Expert Articles

Reggio Emilia and Play

Author: Betty Yau
Principal, Fairchild Nursery and Kindergarten

Play is a child’s work, and quality play matters to children.  Let’s consider how children feel when they arrive at a new place.  They should feel happy, respected, free to be themselves and enjoy their learning journey.   Children should feel engaged as soon as they arrive at a new place, be that at school, visiting a friend, or at home. 

Play should allow for children to find out things for themselves, to have their own experiences as they use all their senses to engage in an activity, with minimal adult intervention.  If adults control every aspect of a child’s life, we deprive children of the opportunity to explore and discover on their own.

The Reggio Emilia approach uses the environment as the third teacher to motivate and inspire children’s learning.  This approach sees children as the protagonists of their own learning.  In a fast paced and changing world of the future, children need personalized learning engagements, building on their own interests and capabilities, through real hands-on experiences.  We appreciate the importance of developing a child’s growing sense of self, ensuring that everyone is given time and space to explore and to build a sense of achievement at this stage of their lives. This will enable children to build resilience and to take on challenges to use their initiative, leading to better outcomes later in life.

Building strong relationships through conversations with children, asking them questions about what they are doing, and capturing the children’s wonderings to see how their learning and interests can be extended are important to supporting children’s learning too – this is one of the important roles that the community can do to support children’s all round growth and development.

Relationships are at the very heart of the Reggio Emilia inspired philosophy. This philosophy is reflected in an environment that encircles the child with three “teachers,” or protagonists. The first teacher—you all as the parent—takes on the role of active partner and guide in the education of the child. The second are the classroom teachers, whereby teachers assume the role of researcher and intentionally engage children in meaningful work and conversation.  The third teacher is the learning environment—a setting designed to be not only functional but also beautiful and reflective of the child’s learning. It provides warmth, allows for curiosity, confidence building, and the spark of it all –  creativity! It is the child’s relationship with parents, teachers, and the environment that ignites learning, building brain development through back and forth conversations.
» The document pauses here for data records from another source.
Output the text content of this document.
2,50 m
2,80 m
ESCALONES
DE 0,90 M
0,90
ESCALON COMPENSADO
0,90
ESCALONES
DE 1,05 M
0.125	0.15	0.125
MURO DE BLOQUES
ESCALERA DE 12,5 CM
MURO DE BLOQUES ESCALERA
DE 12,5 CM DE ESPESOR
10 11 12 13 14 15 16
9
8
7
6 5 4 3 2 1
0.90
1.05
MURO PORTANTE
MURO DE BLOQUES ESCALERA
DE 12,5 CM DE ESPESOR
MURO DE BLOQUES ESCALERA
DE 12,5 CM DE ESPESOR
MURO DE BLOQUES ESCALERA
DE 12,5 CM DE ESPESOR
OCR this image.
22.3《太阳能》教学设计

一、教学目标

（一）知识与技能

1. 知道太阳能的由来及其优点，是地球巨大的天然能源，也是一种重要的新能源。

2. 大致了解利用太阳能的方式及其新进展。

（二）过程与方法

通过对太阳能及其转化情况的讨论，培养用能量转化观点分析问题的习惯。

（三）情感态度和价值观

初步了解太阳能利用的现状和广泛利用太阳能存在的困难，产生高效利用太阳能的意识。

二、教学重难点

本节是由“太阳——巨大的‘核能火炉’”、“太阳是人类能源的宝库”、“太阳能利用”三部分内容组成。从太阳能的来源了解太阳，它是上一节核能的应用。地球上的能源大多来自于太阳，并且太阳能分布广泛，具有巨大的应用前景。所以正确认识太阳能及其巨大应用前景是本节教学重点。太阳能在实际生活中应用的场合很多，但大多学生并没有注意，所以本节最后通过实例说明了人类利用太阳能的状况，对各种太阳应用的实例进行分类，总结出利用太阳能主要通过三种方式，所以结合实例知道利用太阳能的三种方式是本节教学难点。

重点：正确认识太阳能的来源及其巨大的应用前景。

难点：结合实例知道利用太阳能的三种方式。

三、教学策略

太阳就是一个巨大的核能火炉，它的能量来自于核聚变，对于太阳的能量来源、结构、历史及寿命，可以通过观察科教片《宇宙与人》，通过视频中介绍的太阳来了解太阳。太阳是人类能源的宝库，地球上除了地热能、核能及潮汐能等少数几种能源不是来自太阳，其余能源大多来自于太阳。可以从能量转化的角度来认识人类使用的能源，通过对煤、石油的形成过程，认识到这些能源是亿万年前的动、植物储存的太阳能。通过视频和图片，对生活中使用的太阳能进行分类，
As parents, we are our child’s first educators, and our role is to cultivate curiosity, creativity and confidence through children’s many questions.  This serve and return interaction helps develop   inquiry and build warm, nurturing and supportive relationships with our child.  These support quality play provocations through a wide variety of hands- on daily experiences and activities.  Through natural play, children build a strong foundation in which they can grow and flourish.

Sensory play is also important to supporting how children learn.  Hand-on experiences also enable children to make connections and theories of their own as they engage in sand or water play, dried pasta or recycled materials.  On average, we need to repeat something 400 times in order to master a skill.  Through play, we may only need to do this 20 times – why waste time and learn otherwise?  Research on reading skills at age 8 concluded that children had the same reading level, regardless of whether a child learnt through traditional rote methods, or through play based settings.  The children who were in play based settings had much more fun in the process of learning to read!   This is how we support a child’s thinking – they are building connections in their brain all time, and especially as they play.

From making cookies in the kitchen together, or sorting the recycled materials, to planting sunflowers or growing tomatoes for our window sill at home,  children choose how to conduct their learning through these engaging daily tasks.  Children become genuinely interested in their learning, and this is one way the children learn to be their own “inner teacher” with guidance from parents and caregivers.  This also provides autonomy for children and they become more engaged as they build new skills as they play and learn.

Time in playground spaces, either indoor or outdoor, provide children the opportunity to enhance their gross motor skills, this in turn builds strength and confidence in their bodies, supporting their ability to keep balance and to do more complex physical skills.

As we navigate away from pandemic times, expose your child to different learning experiences, whether that is a trip to the supermarket, time in nature, or visiting a local community library.  In any experience, your child will be paying attention to things which are interesting to them, and through your conversations together, you as an adult become a part of your child’s play.  Learning is not separated from a child’s place in time, they are learning and growing every minute of the day, wherever they are.  So, go out and play together as a family, and have fun!